Only PMD should use such API for their internal cooking, the application
will still handle a single flow.

Signed-off-by: Nelio Laranjeiro <nelio.laranjeiro@6wind.com>

---

Changes in v4:

- Replace the expanded algorithm with a graph to support also tunnel
pattern matching.

Changes in v3:

- Fix a segmentation fault due to an uninitialized pointer.

Changes in v2:

- Fix expansion for UDP/TCP layers where L3 may not be in the original
  items list and thus is missing in the expansion.
- Fix size verification for some layers causing a segfault
---
 lib/librte_ethdev/rte_flow.c        | 105 ++++++++++++++++++++++++++++
 lib/librte_ethdev/rte_flow_driver.h |  48 +++++++++++++
 2 files changed, 153 insertions(+)
  

Comments

Adrien Mazarguil June 28, 2018, 12:33 p.m.

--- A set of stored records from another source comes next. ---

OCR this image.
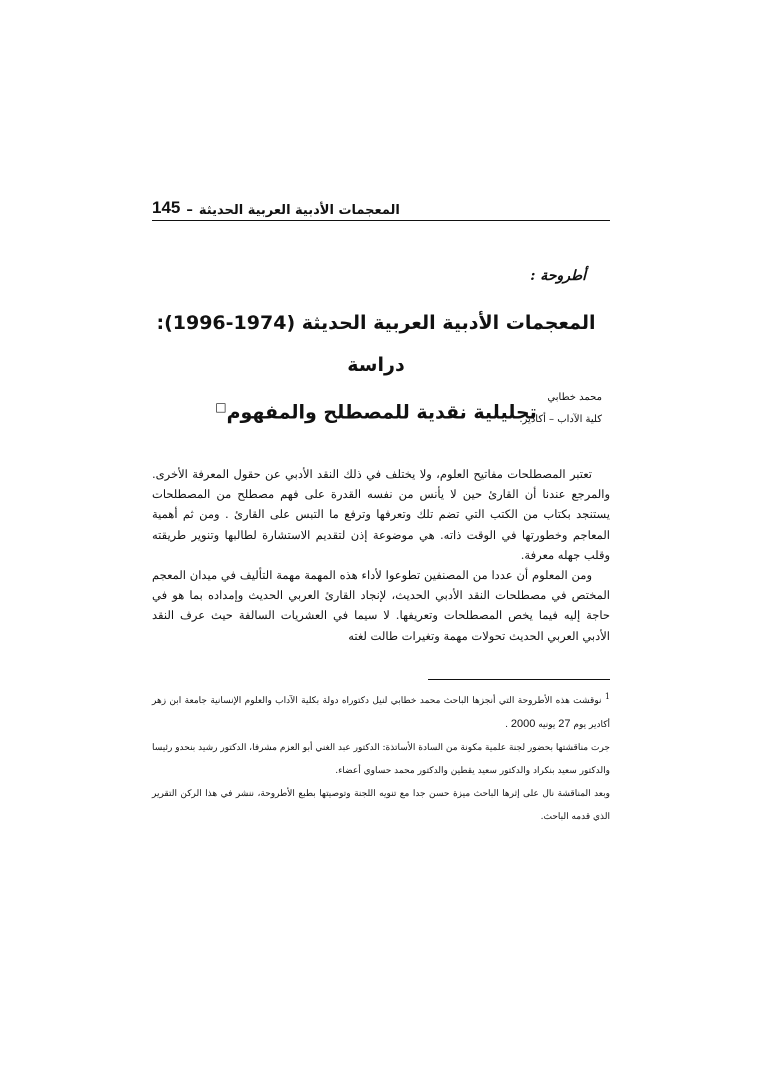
المعجمات الأدبية العربية الحديثة
–
145
أطروحة :
المعجمات الأدبية العربية الحديثة (1974-1996): دراسة
تحليلية نقدية للمصطلح والمفهوم□
محمد خطابي
كلية الآداب – أكادير.

تعتبر المصطلحات مفاتيح العلوم، ولا يختلف في ذلك النقد الأدبي عن حقول المعرفة الأخرى. والمرجع عندنا أن القارئ حين لا يأنس من نفسه القدرة على فهم مصطلح من المصطلحات يستنجد بكتاب من الكتب التي تضم تلك وتعرفها وترفع ما التبس على القارئ . ومن ثم أهمية المعاجم وخطورتها في الوقت ذاته. هي موضوعة إذن لتقديم الاستشارة لطالبها وتنوير طريقته وقلب جهله معرفة.

ومن المعلوم أن عددا من المصنفين تطوعوا لأداء هذه المهمة مهمة التأليف في ميدان المعجم المختص في مصطلحات النقد الأدبي الحديث، لإنجاد القارئ العربي الحديث وإمداده بما هو في حاجة إليه فيما يخص المصطلحات وتعريفها. لا سيما في العشريات السالفة حيث عرف النقد الأدبي العربي الحديث تحولات مهمة وتغيرات طالت لغته

1 نوقشت هذه الأطروحة التي أنجزها الباحث محمد خطابي لنيل دكتوراه دولة بكلية الآداب والعلوم الإنسانية جامعة ابن زهر أكادير يوم 27 يونيه 2000 .

جرت مناقشتها بحضور لجنة علمية مكونة من السادة الأساتذة: الدكتور عبد الغني أبو العزم مشرفا، الدكتور رشيد بنحدو رئيسا والدكتور سعيد بنكراد والدكتور سعيد يقطين والدكتور محمد حساوي أعضاء.

وبعد المناقشة نال على إثرها الباحث ميزة حسن جدا مع تنويه اللجنة وتوصيتها بطبع الأطروحة، ننشر في هذا الركن التقرير الذي قدمه الباحث.
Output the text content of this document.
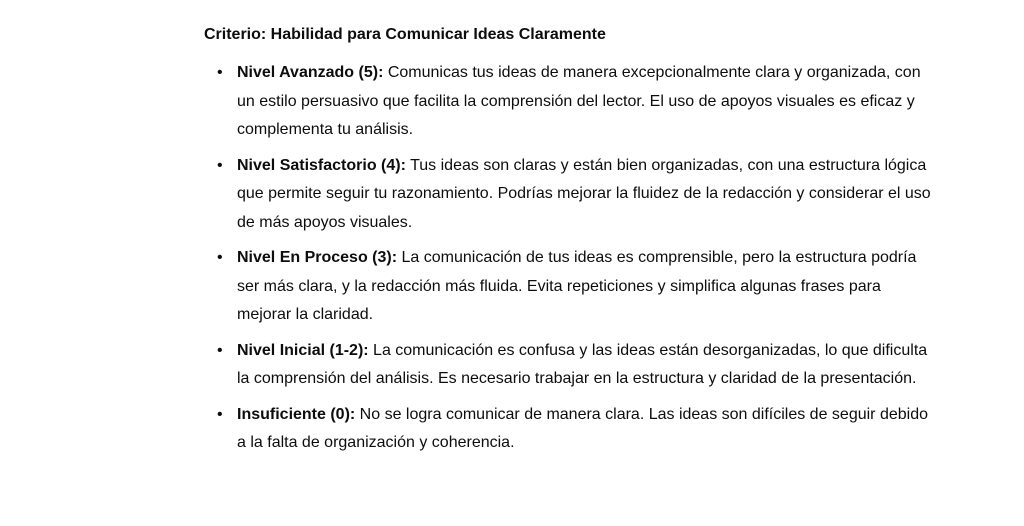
Criterio: Habilidad para Comunicar Ideas Claramente
• Nivel Avanzado (5): Comunicas tus ideas de manera excepcionalmente clara y organizada, con un estilo persuasivo que facilita la comprensión del lector. El uso de apoyos visuales es eficaz y complementa tu análisis.
• Nivel Satisfactorio (4): Tus ideas son claras y están bien organizadas, con una estructura lógica que permite seguir tu razonamiento. Podrías mejorar la fluidez de la redacción y considerar el uso de más apoyos visuales.
• Nivel En Proceso (3): La comunicación de tus ideas es comprensible, pero la estructura podría ser más clara, y la redacción más fluida. Evita repeticiones y simplifica algunas frases para mejorar la claridad.
• Nivel Inicial (1-2): La comunicación es confusa y las ideas están desorganizadas, lo que dificulta la comprensión del análisis. Es necesario trabajar en la estructura y claridad de la presentación.
• Insuficiente (0): No se logra comunicar de manera clara. Las ideas son difíciles de seguir debido a la falta de organización y coherencia.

UTC | #1
On Wed, Jun 27, 2018 at 04:55:25PM +0200, Nelio Laranjeiro wrote:
> Introduce an helper for PMD to expand easily flows items list with RSS
> action into multiple flow items lists with priority information.
> 
> For instance a user items list being "eth / end" with rss action types
> "ipv4-udp ipv6-udp end" needs to be expanded into three items lists:
> 
>  - eth
>  - eth / ipv4 / udp
>  - eth / ipv6 / udp
> 
> to match the user request.  Some drivers are unable to reach such
> request without this expansion, this API is there to help those.
> Only PMD should use such API for their internal cooking, the application
> will still handle a single flow.
> 
> Signed-off-by: Nelio Laranjeiro <nelio.laranjeiro@6wind.com>
> ---
> 
> Changes in v4:
> 
> - Replace the expanded algorithm with a graph to support also tunnel
> pattern matching.

Looks like a useful helper, nice to see that it's much shorter than the
previous versions. A few nits below, mainly suggestions for documentation.

<snip>
> +
> +int
> +rte_flow_expand_rss(struct rte_flow_expand_rss *buf, size_t size,
> +		    const struct rte_flow_item *pat, uint64_t types,
> +		    const struct rte_flow_expand_node nodes[],
> +		    const int node_entry_index)

Please add short documentation reminder on top of this definition (i.e. a
copy of the first sentence from rte_flow_driver.h).

> +{
> +	const int elt_n = 8;
> +	const struct rte_flow_item *item;
> +	const struct rte_flow_expand_node *node = &nodes[node_entry_index];
> +	const int *next_node;
> +	const int *stack[elt_n];
> +	int stack_n = 0;
> +	struct rte_flow_item flow_items[elt_n];
> +	unsigned int i;
> +	size_t lsize;
> +	size_t user_pattern_size = 0;
> +	void *addr = NULL;
> +
> +	lsize = sizeof(*buf) +
> +		/* Size for the list of patterns. */
> +		sizeof(*buf->patterns) +
> +		RTE_ALIGN_CEIL(elt_n * sizeof(*item), sizeof(void *)) +
> +		/* Size for priorities. */
> +		sizeof(*buf->priority) +
> +		RTE_ALIGN_CEIL(elt_n * sizeof(uint32_t), sizeof(void *));
> +	if (lsize <= size) {
> +		buf->priority = (void *)(buf + 1);
> +		buf->priority[0] = 0;
> +		buf->patterns = (void *)&buf->priority[elt_n];
> +		buf->patterns[0] = (void *)&buf->patterns[elt_n];
> +		buf->entries = 0;
> +		addr = buf->patterns[0];
> +	}
> +	for (item = pat; item->type != RTE_FLOW_ITEM_TYPE_END; item++) {
> +		const struct rte_flow_expand_node *next = NULL;
> +
> +		for (i = 0; node->next && node->next[i]; ++i) {
> +			next = &nodes[node->next[i]];
> +			if (next->type == item->type)
> +				break;
> +		}
> +		if (next)
> +			node = next;
> +		user_pattern_size += sizeof(*item);
> +	}
> +	user_pattern_size += sizeof(*item); /**< Handle END item. */

This comment shouldn't be in Doxygen format.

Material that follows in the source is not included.